El muchacho no dudó en extender su mano y presentarse con toda amabilidad:

—Mucho gusto, señor. Me llamo Jason.

—Yo Francisco. Ya me iba.

—Parece interesado en el campeonato. ¿Ya sabe acerca del premio?

—Sí, bueno —le respondí mientras le recibía un panfleto del juego—, vi la pancarta y la curiosidad me hizo… ¿¡Un millón de dólares?!

—Correcto, señor Francisco. Un único premio de un millón de dólares, tan pronto un campeón surja y a la cuenta bancaria que elija.

Le confesé a Jason que me había inscrito y decidí seguirlo al interior de la bodega, una pequeña sala de espera que ya albergaba a casi dos docenas de aspirantes: algunos de ellos más jóvenes de lo que esperaba, pero la gran mayoría con cola de caballo y barriga. Decidido a marcar la diferencia, apreté mi abdomen e ingresé tan erguido como pude. La espera se prolongó por dos horas, hasta que Jason reapareció en la puerta:

—¡Atención, caballeros! Ustedes 48 tendrán la oportunidad, pero primero debo pedirles que apaguen sus teléfonos celulares, es un requisito indispensable, y quién no lo haga será automáticamente eliminado. ¡Síganme!

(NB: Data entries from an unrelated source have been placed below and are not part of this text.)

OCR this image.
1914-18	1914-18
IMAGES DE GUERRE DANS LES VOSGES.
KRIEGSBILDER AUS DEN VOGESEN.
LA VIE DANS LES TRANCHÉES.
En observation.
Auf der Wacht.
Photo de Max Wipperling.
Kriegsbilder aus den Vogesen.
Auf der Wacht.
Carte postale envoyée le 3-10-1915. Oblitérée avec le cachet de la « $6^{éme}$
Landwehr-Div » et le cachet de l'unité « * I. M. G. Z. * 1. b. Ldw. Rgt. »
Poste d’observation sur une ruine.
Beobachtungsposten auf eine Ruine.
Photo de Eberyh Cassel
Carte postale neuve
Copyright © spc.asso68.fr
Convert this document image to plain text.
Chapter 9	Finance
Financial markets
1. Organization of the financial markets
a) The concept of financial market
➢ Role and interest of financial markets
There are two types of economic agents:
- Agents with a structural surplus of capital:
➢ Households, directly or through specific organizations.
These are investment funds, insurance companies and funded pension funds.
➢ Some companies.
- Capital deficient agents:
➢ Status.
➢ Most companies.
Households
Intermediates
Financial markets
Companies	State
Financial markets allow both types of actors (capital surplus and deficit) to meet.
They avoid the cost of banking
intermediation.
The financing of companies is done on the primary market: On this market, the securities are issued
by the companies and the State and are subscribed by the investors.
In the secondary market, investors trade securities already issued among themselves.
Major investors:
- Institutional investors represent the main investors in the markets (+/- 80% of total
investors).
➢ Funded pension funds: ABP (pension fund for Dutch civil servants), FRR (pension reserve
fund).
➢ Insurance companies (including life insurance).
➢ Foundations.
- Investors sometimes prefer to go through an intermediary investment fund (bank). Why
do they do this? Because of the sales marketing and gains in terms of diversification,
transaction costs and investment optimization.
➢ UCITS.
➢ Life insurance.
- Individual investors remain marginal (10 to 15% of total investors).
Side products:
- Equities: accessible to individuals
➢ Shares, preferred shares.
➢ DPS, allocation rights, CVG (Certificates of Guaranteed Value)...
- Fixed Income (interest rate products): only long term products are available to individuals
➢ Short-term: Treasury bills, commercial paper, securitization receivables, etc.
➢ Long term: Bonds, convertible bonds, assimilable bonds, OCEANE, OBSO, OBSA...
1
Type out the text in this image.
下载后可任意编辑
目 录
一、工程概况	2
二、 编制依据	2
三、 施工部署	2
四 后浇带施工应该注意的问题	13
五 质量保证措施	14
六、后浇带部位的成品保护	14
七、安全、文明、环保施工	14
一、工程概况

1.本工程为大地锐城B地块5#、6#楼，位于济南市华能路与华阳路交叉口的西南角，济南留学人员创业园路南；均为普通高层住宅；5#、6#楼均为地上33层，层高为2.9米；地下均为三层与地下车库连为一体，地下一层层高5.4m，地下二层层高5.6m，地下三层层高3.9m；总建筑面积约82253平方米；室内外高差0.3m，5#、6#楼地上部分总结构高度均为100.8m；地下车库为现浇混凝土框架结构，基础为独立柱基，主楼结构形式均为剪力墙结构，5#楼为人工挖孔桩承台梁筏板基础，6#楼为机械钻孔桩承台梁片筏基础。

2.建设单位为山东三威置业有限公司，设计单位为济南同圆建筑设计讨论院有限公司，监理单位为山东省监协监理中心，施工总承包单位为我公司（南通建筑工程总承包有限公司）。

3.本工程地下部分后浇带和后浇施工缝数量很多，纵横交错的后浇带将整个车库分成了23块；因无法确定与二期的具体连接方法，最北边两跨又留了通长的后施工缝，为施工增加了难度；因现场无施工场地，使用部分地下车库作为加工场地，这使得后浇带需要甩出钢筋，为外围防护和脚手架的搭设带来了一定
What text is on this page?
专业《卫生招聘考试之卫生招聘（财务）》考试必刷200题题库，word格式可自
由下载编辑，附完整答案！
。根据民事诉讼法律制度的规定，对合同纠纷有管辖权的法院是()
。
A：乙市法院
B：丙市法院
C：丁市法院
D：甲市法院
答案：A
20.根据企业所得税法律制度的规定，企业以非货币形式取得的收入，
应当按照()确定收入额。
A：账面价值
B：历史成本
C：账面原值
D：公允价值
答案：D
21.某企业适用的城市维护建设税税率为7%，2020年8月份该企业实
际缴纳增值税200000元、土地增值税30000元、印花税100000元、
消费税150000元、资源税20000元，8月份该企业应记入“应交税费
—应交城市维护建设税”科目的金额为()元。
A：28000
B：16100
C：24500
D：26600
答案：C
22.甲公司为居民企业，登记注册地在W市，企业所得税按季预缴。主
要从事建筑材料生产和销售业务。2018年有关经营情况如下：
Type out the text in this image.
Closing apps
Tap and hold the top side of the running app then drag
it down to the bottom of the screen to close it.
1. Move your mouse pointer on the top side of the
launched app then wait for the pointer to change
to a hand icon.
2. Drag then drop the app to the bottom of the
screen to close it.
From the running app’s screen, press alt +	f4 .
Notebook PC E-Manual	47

Entramos en fila a un túnel de unos seis metros de largo y apenas un metro de espesor, iluminado por LED azules tanto en el piso como en el techo; al final del estrecho espacio nos esperaba una cortina púrpura que el primero de nosotros debía abrir. Yo decidí no ser yo por si acaso estábamos a punto de entrar a una especie de «batalla real» donde compitiéramos a muerte en medio de juegos macabros o algo así, pero tampoco quería ingresar de último por si la oportunidad era real y decidían reducir los cupos. Como buen mediocre, me quede en la mitad de la fila.

No habían pasado los primeros veinte, cuando las luces del túnel se tornaron rojas:

—Dos teléfonos encendidos se han detectado en el túnel.